Le protocole de financement, signé le 28 février dernier, prévoit une participation du Jura de 13,3 millions d'euros, sur un budget total de 2,5 milliards. Elle devait être votée d'ici le 28 avril. « Le projet ne prévoit pas de gare dans le Jura, nous allons même perdre des TGV sur la ligne Paris-Lausanne, s'insurge Gérard Bailly (UMP), président du conseil général du Jura. On ne peut pas nous demander de payer une infrastructure qui nous pénalise. » L'assemblée départementale refuse de financer les travaux tant qu'elle n'a pas l'assurance que la branche sud, qui reliera Dijon à Lyon, sera construite et qu'elle desservira une ville du Jura. De son côté, Adrien Zeller assure que rien ne remet en cause la partie sud de la ligne et renvoie à la Franche-Comté la responsabilité de la négociation avec son département récalcitrant.
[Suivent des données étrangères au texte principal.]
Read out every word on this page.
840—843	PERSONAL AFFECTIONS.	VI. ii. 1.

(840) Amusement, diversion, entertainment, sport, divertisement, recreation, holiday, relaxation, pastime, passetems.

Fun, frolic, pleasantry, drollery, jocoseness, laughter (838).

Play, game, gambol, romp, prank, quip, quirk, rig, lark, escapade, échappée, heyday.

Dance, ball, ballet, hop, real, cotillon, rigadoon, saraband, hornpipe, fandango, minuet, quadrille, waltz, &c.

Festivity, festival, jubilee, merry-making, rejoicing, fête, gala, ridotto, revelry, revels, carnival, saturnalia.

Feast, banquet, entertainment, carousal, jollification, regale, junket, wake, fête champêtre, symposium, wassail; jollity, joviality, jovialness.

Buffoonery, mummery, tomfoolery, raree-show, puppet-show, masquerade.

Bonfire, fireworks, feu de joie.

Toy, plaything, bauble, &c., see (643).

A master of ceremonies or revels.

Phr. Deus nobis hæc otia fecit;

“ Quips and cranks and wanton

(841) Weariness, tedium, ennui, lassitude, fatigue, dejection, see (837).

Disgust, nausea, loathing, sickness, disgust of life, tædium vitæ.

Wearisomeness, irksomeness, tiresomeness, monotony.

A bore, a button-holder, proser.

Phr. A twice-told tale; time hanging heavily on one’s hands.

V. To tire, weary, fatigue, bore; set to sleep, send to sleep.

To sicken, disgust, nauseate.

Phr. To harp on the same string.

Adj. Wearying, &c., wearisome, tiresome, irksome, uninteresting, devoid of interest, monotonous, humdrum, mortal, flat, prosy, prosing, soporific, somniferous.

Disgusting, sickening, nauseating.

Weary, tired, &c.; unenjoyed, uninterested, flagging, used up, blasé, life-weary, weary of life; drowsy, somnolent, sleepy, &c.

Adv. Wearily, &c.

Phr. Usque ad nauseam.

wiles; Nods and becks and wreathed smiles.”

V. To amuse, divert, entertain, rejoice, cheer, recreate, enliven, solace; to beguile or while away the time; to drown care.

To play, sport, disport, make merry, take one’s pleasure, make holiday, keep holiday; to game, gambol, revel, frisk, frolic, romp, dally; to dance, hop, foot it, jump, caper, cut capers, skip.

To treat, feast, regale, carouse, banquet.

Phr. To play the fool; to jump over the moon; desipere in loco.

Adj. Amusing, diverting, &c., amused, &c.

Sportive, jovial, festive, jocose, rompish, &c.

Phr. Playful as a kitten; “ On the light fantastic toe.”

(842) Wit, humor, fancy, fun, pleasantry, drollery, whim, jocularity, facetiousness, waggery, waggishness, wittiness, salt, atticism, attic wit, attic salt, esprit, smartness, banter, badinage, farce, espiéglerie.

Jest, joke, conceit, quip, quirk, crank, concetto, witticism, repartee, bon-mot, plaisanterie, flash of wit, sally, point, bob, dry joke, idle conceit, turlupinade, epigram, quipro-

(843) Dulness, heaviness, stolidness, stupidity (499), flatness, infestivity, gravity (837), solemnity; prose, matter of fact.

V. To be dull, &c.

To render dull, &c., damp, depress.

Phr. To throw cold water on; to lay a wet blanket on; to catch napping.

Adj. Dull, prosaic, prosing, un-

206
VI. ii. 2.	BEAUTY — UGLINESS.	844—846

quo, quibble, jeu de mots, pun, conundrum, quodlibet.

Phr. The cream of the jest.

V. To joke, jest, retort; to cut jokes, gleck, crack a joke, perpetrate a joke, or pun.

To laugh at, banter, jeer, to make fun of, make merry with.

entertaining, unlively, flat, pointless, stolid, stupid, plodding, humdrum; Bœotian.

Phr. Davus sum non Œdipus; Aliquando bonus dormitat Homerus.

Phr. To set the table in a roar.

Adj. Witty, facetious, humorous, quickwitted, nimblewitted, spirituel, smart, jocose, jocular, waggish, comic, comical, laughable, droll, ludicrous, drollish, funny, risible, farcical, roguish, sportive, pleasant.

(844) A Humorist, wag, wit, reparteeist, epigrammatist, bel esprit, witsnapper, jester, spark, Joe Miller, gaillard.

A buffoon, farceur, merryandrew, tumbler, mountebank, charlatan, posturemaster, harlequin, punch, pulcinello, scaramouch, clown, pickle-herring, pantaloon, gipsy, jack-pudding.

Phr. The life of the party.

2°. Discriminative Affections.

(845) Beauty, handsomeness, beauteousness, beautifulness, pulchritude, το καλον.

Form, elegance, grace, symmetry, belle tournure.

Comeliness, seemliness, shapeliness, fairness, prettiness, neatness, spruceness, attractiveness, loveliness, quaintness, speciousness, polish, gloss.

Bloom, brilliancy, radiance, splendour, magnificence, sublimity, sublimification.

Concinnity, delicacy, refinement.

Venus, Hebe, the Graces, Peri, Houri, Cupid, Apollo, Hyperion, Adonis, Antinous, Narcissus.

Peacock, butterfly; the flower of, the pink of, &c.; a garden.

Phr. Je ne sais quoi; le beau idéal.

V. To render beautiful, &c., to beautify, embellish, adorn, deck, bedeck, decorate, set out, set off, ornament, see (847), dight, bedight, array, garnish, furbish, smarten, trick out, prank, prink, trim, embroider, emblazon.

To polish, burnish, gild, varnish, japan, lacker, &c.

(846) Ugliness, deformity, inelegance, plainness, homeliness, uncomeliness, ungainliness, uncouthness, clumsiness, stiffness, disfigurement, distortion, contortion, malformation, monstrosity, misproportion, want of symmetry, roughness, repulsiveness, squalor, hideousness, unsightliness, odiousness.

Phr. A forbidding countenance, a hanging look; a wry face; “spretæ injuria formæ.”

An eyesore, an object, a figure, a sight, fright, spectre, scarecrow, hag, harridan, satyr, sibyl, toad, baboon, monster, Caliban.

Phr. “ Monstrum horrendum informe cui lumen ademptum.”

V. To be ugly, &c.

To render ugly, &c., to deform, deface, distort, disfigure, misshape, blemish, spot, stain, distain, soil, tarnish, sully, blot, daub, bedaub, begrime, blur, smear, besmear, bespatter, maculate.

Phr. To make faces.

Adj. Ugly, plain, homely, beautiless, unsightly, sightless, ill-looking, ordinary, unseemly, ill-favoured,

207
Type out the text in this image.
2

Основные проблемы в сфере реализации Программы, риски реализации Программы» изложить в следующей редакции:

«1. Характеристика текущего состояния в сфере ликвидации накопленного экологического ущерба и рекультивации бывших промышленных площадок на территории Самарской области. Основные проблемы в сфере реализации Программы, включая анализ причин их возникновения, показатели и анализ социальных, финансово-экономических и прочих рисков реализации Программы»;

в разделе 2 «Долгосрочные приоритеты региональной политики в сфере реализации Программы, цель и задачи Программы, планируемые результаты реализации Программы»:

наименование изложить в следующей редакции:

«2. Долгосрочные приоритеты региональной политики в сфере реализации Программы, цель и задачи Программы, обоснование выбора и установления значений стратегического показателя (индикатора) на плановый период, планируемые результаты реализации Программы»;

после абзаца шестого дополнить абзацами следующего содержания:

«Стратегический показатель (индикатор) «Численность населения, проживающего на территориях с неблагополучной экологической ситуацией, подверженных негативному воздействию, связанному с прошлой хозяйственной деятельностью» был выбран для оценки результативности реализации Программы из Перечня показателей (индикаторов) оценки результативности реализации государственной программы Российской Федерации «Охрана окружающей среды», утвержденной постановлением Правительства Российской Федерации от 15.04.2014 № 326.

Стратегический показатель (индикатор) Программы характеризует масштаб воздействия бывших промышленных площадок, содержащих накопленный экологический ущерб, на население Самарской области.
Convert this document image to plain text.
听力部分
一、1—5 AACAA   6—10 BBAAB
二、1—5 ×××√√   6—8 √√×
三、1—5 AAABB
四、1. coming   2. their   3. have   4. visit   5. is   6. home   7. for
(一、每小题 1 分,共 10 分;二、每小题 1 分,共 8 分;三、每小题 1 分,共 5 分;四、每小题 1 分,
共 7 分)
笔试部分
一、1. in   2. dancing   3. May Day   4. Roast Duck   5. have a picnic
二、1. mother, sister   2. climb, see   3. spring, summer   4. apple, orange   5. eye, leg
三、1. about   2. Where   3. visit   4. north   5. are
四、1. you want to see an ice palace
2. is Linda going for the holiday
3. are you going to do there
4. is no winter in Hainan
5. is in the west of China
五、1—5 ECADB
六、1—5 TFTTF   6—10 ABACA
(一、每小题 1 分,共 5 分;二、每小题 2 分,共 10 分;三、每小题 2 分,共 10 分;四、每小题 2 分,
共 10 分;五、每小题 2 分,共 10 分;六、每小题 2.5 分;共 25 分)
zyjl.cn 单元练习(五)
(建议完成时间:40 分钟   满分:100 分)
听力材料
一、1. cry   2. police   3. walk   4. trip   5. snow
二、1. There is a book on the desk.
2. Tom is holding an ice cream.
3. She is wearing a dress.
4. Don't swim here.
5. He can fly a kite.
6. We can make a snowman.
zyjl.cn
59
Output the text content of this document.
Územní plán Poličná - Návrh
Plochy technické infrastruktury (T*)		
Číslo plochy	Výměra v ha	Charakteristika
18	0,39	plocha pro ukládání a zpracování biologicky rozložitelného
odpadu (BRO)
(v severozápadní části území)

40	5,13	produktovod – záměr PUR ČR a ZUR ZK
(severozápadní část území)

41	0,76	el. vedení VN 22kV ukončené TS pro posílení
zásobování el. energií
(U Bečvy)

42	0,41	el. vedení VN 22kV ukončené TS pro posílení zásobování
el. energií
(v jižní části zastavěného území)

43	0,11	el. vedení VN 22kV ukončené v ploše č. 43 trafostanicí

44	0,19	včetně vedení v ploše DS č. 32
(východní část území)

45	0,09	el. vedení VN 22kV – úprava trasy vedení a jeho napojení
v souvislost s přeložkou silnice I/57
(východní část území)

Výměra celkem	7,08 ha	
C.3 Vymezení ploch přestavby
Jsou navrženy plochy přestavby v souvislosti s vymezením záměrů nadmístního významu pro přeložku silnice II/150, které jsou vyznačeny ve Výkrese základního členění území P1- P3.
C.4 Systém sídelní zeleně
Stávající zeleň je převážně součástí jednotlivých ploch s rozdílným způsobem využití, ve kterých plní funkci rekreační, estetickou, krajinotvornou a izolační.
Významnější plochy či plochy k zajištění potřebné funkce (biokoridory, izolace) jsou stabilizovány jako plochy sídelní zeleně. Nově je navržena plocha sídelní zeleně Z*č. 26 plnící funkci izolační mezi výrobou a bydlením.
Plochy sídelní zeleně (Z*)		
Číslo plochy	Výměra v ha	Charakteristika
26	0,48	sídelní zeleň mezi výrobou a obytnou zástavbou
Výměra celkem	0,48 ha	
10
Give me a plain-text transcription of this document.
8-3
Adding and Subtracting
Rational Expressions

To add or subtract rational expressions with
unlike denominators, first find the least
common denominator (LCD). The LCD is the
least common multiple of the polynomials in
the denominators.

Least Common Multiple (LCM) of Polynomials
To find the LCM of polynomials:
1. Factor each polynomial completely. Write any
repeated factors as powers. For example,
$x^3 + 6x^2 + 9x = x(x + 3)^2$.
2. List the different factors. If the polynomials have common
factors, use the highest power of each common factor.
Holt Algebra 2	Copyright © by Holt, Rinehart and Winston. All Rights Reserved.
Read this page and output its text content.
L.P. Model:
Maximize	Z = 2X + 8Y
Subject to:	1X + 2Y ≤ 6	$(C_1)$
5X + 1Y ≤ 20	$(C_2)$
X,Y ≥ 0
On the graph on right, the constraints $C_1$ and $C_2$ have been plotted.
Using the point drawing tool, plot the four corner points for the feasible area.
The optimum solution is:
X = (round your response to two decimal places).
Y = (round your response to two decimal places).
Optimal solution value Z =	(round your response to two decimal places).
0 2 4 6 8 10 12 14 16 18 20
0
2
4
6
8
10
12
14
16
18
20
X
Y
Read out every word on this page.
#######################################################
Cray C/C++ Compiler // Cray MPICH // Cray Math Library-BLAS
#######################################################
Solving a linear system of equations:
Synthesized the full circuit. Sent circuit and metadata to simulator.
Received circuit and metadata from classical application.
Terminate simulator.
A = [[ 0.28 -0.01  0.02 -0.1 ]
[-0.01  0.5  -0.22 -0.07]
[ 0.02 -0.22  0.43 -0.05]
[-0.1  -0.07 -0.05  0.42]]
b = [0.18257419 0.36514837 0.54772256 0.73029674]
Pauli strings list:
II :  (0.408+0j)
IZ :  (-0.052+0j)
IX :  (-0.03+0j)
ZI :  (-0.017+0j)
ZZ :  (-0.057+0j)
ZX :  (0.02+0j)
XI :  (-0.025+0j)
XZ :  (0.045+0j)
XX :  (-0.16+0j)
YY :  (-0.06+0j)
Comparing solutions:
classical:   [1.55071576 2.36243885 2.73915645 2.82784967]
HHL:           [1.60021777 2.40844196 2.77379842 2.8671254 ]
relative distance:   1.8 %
Des négociations que Raymond Forni (PS), président du conseil régional de Franche-Comté, n'estime pas nécessaires pour l'instant.

Linda Cortey

Les travaux de la première phase doivent commencer en juillet près de Besançon (Doubs). Selon Gérard Bailly, la motion du Jura ne retardera pas le chantier. Adrien Zeller est plus sceptique.